Managed iPads, Screen Time, And Why Settings Might Be Locked

If your iPad is issued by a school or workplace, it may be managed by mobile device management (MDM). In that case, your device can enforce privacy settings that you can’t change, or it can reset them after you change them.

Screen Time can also limit settings in a way that feels confusing. If you can’t toggle Safari options or the switch snaps back, check Settings → Screen Time for content and privacy restrictions.

If the device is managed, the fastest fix is often asking the admin to allow the site or relax the policy for Safari cookies.

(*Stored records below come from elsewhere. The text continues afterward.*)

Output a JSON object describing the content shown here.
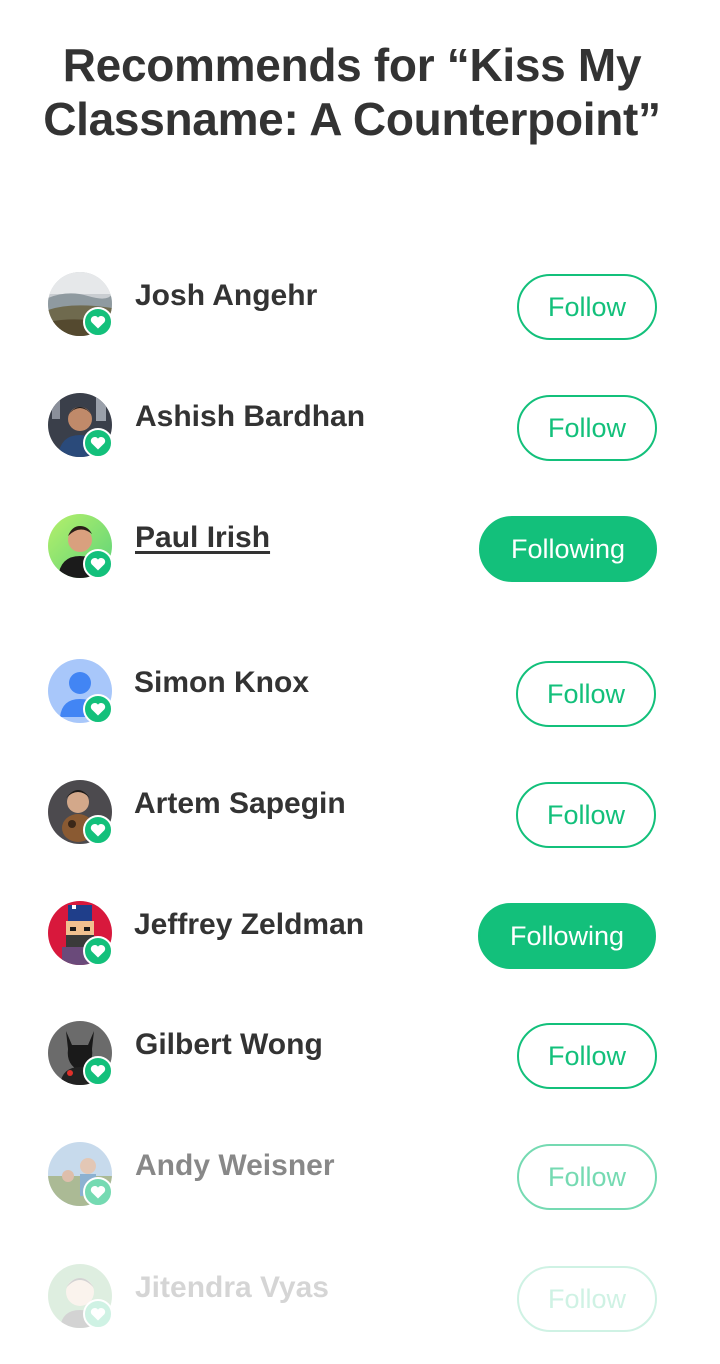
{
  "title": "Recommends for “Kiss My Classname: A Counterpoint”",
  "colors": {
    "accent": "#13c07b",
    "text": "#333333",
    "background": "#ffffff"
  },
  "people": [
    {
      "name": "Josh Angehr",
      "button_label": "Follow",
      "following": false,
      "avatar": "landscape-photo"
    },
    {
      "name": "Ashish Bardhan",
      "button_label": "Follow",
      "following": false,
      "avatar": "portrait-photo"
    },
    {
      "name": "Paul Irish",
      "button_label": "Following",
      "following": true,
      "avatar": "portrait-photo"
    },
    {
      "name": "Simon Knox",
      "button_label": "Follow",
      "following": false,
      "avatar": "default-user-icon"
    },
    {
      "name": "Artem Sapegin",
      "button_label": "Follow",
      "following": false,
      "avatar": "portrait-photo"
    },
    {
      "name": "Jeffrey Zeldman",
      "button_label": "Following",
      "following": true,
      "avatar": "pixel-art-portrait"
    },
    {
      "name": "Gilbert Wong",
      "button_label": "Follow",
      "following": false,
      "avatar": "dark-figure-photo"
    },
    {
      "name": "Andy Weisner",
      "button_label": "Follow",
      "following": false,
      "avatar": "outdoor-photo"
    },
    {
      "name": "Jitendra Vyas",
      "button_label": "Follow",
      "following": false,
      "avatar": "illustrated-portrait"
    }
  ]
}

A Practical Default Setup For Most People

If your goal is “sites work and you still get solid privacy,” this setup is a good starting point:

  • Keep Block All Cookies off.
  • Leave Prevent Cross-Site Tracking on until a specific site proves it needs it off.
  • Use content blockers, but whitelist sites that break.
  • When one site misbehaves, delete only that site’s stored data first.

After you turn cookies on, revisit the site that sent you here and retry the action that failed. In most cases, you’ll go from “stuck” to “working” in a minute.